Open circuit fault diagnosis for a five-level neutral point clamped inverter in a grid-connected photovoltaic system with hybrid energy storage system

Abstract

Introduction. Recently, the number of high and medium voltage applications has increased dramatically. The connection between these different applications requires series-parallel combinations of power semiconductors. Multilevel converter topologies provide major advantages to these applications. In this paper, a grid-connected photovoltaic system with a hybrid energy storage system using a five-level neutral point clamped inverter is studied. Although the multilevel inverter has many advantages over the two-level inverter, it has a high probability of experiencing an open circuit fault. In this context, the five-level inverter has 24 controllable switches, one of which may experience an open circuit fault at any time. Therefore, it plays an important part in the reliability and robustness of the whole system. The novelty of this paper presents an approach to accurately detect the open circuit fault in all insulated gate bipolar transistors of a five-level neutral point clamped inverter in a photovoltaic power generation application with a hybrid energy storage system. Purpose. Before using fault-tolerant control to ensure service continuity, fault diagnosis techniques must first be used, which are the crucial phase of reliability. Methods.
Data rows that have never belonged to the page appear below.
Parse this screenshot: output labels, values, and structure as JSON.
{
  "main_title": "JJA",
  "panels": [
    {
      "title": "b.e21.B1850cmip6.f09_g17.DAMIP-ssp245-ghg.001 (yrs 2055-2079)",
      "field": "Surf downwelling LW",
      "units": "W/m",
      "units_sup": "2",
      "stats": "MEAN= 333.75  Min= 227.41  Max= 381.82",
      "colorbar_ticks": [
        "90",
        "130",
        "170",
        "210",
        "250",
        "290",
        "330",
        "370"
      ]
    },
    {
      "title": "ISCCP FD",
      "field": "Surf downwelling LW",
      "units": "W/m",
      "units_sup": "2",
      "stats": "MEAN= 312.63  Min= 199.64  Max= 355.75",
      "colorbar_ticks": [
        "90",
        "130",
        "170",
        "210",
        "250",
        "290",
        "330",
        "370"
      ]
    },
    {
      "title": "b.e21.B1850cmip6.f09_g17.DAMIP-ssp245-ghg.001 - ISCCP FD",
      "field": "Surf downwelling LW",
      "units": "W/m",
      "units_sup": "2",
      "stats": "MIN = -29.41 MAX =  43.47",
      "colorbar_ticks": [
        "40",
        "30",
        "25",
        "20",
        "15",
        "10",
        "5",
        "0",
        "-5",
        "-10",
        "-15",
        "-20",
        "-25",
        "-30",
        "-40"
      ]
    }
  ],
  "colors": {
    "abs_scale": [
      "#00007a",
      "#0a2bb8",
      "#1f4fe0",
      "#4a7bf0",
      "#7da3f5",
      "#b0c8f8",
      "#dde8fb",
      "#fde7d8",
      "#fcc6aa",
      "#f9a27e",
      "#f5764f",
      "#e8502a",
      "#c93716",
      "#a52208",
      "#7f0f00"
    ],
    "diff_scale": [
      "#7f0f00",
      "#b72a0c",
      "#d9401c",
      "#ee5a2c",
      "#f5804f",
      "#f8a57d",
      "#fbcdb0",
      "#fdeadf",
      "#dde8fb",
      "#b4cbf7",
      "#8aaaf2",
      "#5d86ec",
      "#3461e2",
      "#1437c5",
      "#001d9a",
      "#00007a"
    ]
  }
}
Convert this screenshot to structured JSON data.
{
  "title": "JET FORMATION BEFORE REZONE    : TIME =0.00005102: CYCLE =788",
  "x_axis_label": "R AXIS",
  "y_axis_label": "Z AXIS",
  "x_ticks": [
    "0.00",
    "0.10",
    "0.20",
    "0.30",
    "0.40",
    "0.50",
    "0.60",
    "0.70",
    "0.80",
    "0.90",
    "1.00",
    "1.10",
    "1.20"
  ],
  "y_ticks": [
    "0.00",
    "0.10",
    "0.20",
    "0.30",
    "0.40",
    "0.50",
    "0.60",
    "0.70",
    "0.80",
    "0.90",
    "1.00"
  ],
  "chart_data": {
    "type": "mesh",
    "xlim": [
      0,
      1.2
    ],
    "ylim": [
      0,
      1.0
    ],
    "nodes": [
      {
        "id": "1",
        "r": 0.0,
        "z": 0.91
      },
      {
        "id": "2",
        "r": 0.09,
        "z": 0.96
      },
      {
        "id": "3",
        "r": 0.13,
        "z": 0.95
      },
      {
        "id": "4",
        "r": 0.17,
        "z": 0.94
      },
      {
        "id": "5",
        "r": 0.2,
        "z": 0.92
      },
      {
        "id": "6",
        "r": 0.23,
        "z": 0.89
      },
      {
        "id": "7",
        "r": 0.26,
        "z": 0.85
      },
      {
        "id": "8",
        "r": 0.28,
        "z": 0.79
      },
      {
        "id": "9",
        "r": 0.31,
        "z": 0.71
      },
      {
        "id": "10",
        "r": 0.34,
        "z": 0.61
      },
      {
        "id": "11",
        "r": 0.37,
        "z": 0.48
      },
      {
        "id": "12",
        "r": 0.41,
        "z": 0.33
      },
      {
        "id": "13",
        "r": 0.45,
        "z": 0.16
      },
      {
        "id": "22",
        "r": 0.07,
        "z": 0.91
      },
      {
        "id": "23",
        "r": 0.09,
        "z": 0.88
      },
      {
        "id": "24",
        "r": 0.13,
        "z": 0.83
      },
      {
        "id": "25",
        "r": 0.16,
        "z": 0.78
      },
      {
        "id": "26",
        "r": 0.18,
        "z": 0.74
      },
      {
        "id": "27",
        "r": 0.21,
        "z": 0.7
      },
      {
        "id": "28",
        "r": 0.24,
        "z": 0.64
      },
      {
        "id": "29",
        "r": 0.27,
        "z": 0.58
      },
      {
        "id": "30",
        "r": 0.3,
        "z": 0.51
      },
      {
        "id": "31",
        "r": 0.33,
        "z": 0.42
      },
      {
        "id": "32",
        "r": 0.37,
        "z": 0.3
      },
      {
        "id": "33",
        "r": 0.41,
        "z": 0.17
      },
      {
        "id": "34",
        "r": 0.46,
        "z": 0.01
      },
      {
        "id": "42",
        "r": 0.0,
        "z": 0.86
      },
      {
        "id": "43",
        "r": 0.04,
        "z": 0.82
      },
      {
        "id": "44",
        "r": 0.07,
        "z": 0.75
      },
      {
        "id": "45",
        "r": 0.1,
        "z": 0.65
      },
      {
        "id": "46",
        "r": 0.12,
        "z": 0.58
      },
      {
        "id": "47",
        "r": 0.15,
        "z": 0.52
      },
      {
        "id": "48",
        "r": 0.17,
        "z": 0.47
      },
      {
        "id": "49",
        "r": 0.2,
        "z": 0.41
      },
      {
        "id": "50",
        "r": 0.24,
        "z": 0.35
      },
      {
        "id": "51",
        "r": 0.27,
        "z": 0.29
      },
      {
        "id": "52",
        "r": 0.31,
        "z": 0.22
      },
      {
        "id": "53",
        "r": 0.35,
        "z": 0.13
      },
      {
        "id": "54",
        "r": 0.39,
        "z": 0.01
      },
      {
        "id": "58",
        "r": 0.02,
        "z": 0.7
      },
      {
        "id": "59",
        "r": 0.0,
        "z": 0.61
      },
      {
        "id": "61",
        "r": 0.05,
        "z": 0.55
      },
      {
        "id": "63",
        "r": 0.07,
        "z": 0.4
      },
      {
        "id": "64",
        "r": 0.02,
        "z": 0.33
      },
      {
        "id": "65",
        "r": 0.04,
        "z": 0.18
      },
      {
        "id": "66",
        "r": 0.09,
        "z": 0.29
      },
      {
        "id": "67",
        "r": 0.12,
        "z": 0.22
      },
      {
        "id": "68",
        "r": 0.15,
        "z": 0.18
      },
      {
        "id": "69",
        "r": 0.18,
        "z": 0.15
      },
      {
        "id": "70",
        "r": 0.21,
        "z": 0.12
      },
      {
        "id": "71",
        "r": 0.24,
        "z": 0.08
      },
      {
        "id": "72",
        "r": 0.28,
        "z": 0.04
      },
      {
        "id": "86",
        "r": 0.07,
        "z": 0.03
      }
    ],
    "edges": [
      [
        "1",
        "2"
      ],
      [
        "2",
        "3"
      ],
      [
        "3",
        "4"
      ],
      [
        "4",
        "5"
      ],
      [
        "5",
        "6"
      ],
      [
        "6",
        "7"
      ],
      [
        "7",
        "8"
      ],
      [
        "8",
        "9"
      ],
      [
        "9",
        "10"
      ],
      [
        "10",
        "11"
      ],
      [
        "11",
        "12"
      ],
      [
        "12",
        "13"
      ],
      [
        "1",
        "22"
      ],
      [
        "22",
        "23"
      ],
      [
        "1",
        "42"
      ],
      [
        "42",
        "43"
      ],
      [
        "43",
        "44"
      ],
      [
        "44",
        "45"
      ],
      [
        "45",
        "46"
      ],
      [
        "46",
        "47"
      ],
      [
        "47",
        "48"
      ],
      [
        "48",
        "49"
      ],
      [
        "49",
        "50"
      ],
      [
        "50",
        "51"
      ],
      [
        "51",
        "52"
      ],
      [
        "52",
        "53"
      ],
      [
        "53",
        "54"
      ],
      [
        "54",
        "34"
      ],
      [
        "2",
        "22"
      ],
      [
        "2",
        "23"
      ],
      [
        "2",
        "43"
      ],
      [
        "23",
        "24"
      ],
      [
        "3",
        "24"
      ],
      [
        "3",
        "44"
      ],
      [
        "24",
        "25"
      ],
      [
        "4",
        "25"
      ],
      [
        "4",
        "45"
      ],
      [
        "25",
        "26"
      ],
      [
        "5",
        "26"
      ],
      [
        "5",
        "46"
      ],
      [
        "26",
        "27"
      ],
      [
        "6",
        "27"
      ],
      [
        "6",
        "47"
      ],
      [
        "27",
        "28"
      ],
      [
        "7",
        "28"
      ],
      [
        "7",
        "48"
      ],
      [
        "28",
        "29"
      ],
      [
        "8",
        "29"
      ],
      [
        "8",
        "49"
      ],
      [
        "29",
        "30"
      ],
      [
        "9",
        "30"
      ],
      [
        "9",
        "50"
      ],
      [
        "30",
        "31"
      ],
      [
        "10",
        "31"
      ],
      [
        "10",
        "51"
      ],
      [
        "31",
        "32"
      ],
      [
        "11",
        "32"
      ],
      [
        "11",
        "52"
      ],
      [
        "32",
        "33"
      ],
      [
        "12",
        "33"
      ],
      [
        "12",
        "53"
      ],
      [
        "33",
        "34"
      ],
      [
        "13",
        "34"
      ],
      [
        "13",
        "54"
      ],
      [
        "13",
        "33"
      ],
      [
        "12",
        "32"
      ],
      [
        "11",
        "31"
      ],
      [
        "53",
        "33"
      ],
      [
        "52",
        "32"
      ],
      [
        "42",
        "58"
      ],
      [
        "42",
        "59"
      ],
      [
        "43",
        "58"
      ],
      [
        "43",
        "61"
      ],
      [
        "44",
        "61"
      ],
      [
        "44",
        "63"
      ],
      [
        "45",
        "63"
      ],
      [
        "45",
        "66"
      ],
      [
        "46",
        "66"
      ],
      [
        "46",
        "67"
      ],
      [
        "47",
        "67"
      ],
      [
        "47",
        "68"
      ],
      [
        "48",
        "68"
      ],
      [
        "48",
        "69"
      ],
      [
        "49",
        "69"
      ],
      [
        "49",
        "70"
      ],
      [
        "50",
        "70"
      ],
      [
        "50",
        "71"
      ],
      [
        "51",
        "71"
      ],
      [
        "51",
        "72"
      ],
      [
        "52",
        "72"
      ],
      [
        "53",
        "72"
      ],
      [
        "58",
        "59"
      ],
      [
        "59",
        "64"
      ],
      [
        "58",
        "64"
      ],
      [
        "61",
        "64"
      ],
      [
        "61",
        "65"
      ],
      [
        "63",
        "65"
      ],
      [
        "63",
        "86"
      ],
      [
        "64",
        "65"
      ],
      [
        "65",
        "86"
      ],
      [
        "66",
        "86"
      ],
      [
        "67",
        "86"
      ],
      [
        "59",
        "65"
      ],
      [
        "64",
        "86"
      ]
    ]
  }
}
A detection method based on the maximum and minimum error values is proposed. These errors are calculated using the expected and measured line-to-line pole voltages. Results. The open circuit fault detection method is implemented using MATLAB/Simulink. Simulation results showed the accuracy of detecting the open circuit fault in all insulated gate bipolar transistors in a short time. Moreover, this method is adaptable to several applications and is also robust to transient regimes imposed by solar irradiation and load variations.